Мама не знала истинной причины моего согласия. Зачем было её расстраивать, пусть думает, что это, наконец, то, чего я ждала всю жизнь. Ну а благородному доктору я, конечно, сообщила причину. Он сначала обалдел, а потом впал в счастливый ступор. Результатом было заявление. В загс.
- Давай книжку записную, сейчас мы всё узнаем.
Я уже знала, что Сашин телефон аккуратно записан в мамин толстенный талмуд, бисерно испещренный телефонами и телефончиками. С привычной скоростью пролистав странички, она набрала номер.
- Здравствуйте. Вас беспокоят с телефонной станции. Мы проверяем номера наших абонентов, сверяем списки. Подскажите, пожалуйста, на чью фамилию зарегистрирован телефон?
И, тщательно выписав буковки под цифрами, сунула книжку мне.
- Смотри! Это твоя фамилия будущая. Ничего так. Красивая...
***
Без очков я всё видела, как в тумане.
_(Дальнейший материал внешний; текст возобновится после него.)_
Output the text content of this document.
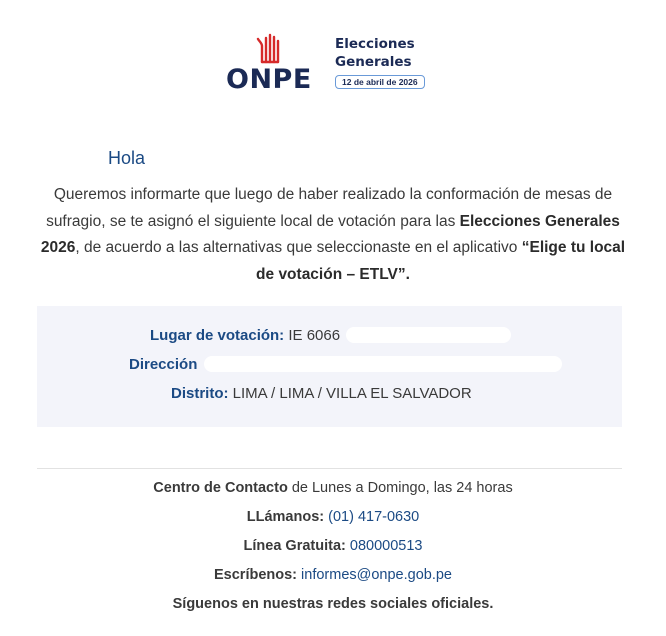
ONPE
Elecciones
Generales
12 de abril de 2026
Hola
Queremos informarte que luego de haber realizado la conformación de mesas de sufragio, se te asignó el siguiente local de votación para las Elecciones Generales 2026, de acuerdo a las alternativas que seleccionaste en el aplicativo “Elige tu local de votación – ETLV”.
Lugar de votación: IE 6066
Dirección
Distrito: LIMA / LIMA / VILLA EL SALVADOR
Centro de Contacto de Lunes a Domingo, las 24 horas
LLámanos: (01) 417-0630
Línea Gratuita: 080000513
Escríbenos: informes@onpe.gob.pe
Síguenos en nuestras redes sociales oficiales.
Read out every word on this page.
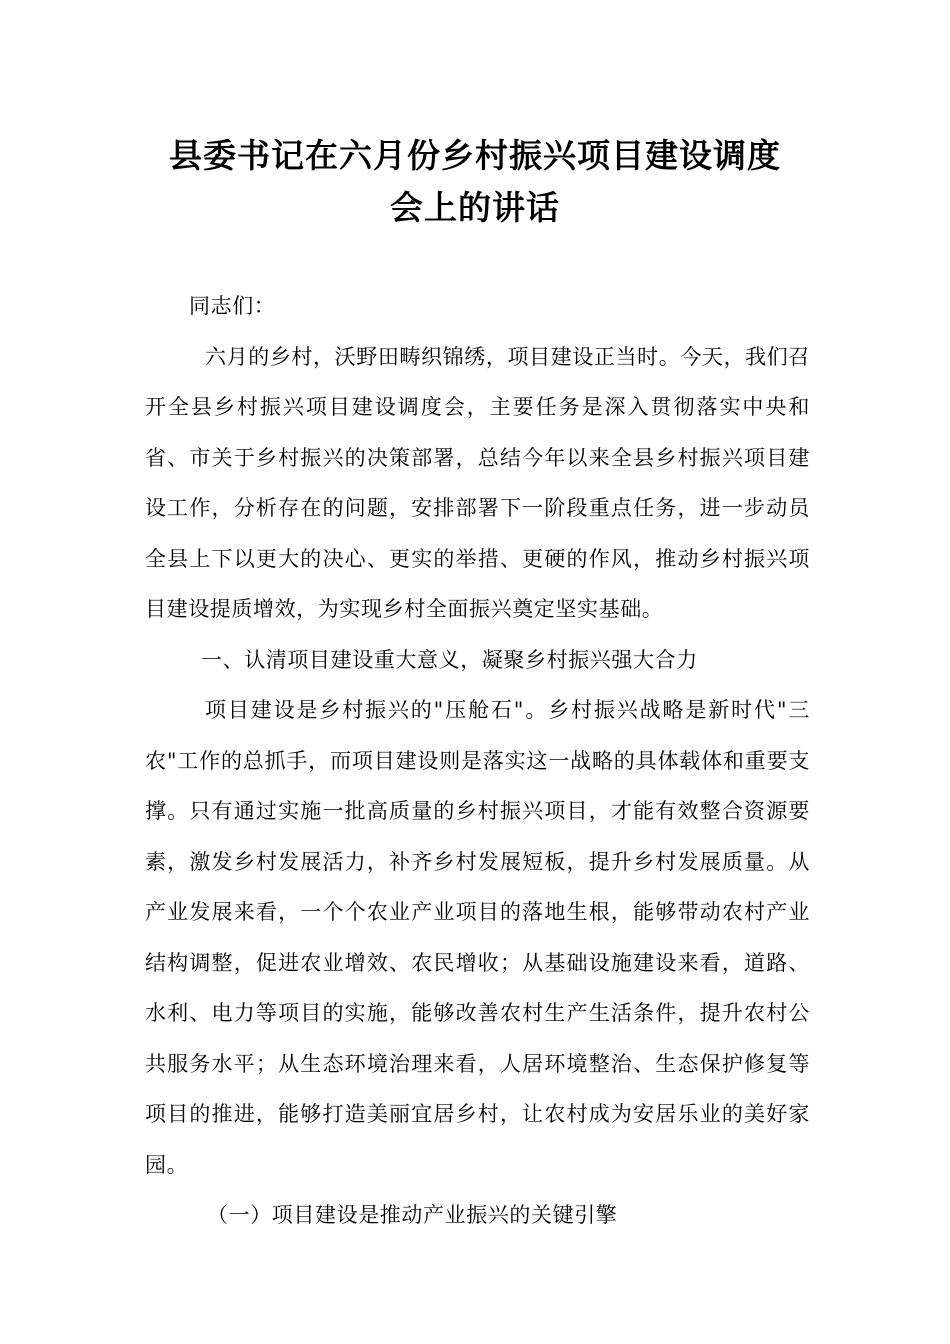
县委书记在六月份乡村振兴项目建设调度
会上的讲话

同志们：

六月的乡村，沃野田畴织锦绣，项目建设正当时。今天，我们召开全县乡村振兴项目建设调度会，主要任务是深入贯彻落实中央和省、市关于乡村振兴的决策部署，总结今年以来全县乡村振兴项目建设工作，分析存在的问题，安排部署下一阶段重点任务，进一步动员全县上下以更大的决心、更实的举措、更硬的作风，推动乡村振兴项目建设提质增效，为实现乡村全面振兴奠定坚实基础。

一、认清项目建设重大意义，凝聚乡村振兴强大合力

项目建设是乡村振兴的"压舱石"。乡村振兴战略是新时代"三农"工作的总抓手，而项目建设则是落实这一战略的具体载体和重要支撑。只有通过实施一批高质量的乡村振兴项目，才能有效整合资源要素，激发乡村发展活力，补齐乡村发展短板，提升乡村发展质量。从产业发展来看，一个个农业产业项目的落地生根，能够带动农村产业结构调整，促进农业增效、农民增收；从基础设施建设来看，道路、水利、电力等项目的实施，能够改善农村生产生活条件，提升农村公共服务水平；从生态环境治理来看，人居环境整治、生态保护修复等项目的推进，能够打造美丽宜居乡村，让农村成为安居乐业的美好家园。

（一）项目建设是推动产业振兴的关键引擎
Виски стягивало обручем, потому что парикмахерша-зверюга всадила в мою башку килограмм шпилек и намертво приклеила их лаком к коже. Как сомнамбула я доплелась до стола, по дороге споткнувшись об выступающую паркетину, и загремела бы, но твердая рука моего будущего мужа удержала меня на плаву. Тетка, скороговоркой прочитавшая необходимые слова тыкнула указкой в красивую книжку, но я не увидела строчек. Поэтому, наугад поставила свою подпись где-то посередине. Сойдет и так.
...Мама плакала. Я своими глазами увидела близко-близко её слёзы, когда она наклонилась меня поцеловать. Первый раз увидела, что мама плачет. И... последний.
***
- Мам, ну скажи, неужели тебе не страшно работать с такими детьми? Ну, или хотя бы скажем так - не неприятно?
Я сидела, поджав ноги на огромной родительской кровати, и старалась не касаться той вмятины на одеяле, где сидел этот мальчик. Он только что ушел, вмятина была ещё теплой, но дело было не в этом. У него была слишком большая голова, слишком странный, отстраненный взгляд и слишком медленные движения. Он был похож на инопланетянина и, одновременно, на мультяшного персонажа. Но особенно дико было смотреть, как зажав в худой, крошечной ручке карандаш он с треском решает сложные примеры, которые даже я бы с налёту не решила.
- Видишь ли, Ирк… Детей нет противных, не бывает. Бывают дети, которые не укладываются в стандарт, тупой и жестокий. У парнишки мозги, как у взрослого, и душа. А знаешь почему? Потому что он с рождения борется с миром. Он пытается доказать миру, что он человек. А мир его за зверушку уродливую держит. Так кто-то должен ему помочь доказать. Я помогу.
- И что, в класс к себе его возьмешь? Ржать же будут.
- Не будут. Дети - неплохой народ, если правильно им управлять. Хотя – ты права, нет народа более жестокого.
Она уже улыбалась, и взгляд её все время скатывался на моё круглое пузо. Ну, просто не могла она оторваться от него. И мне казалось, что она что-то видит там, сквозь меня. И с тем, кто там - она уже нашла свой волшебный контакт.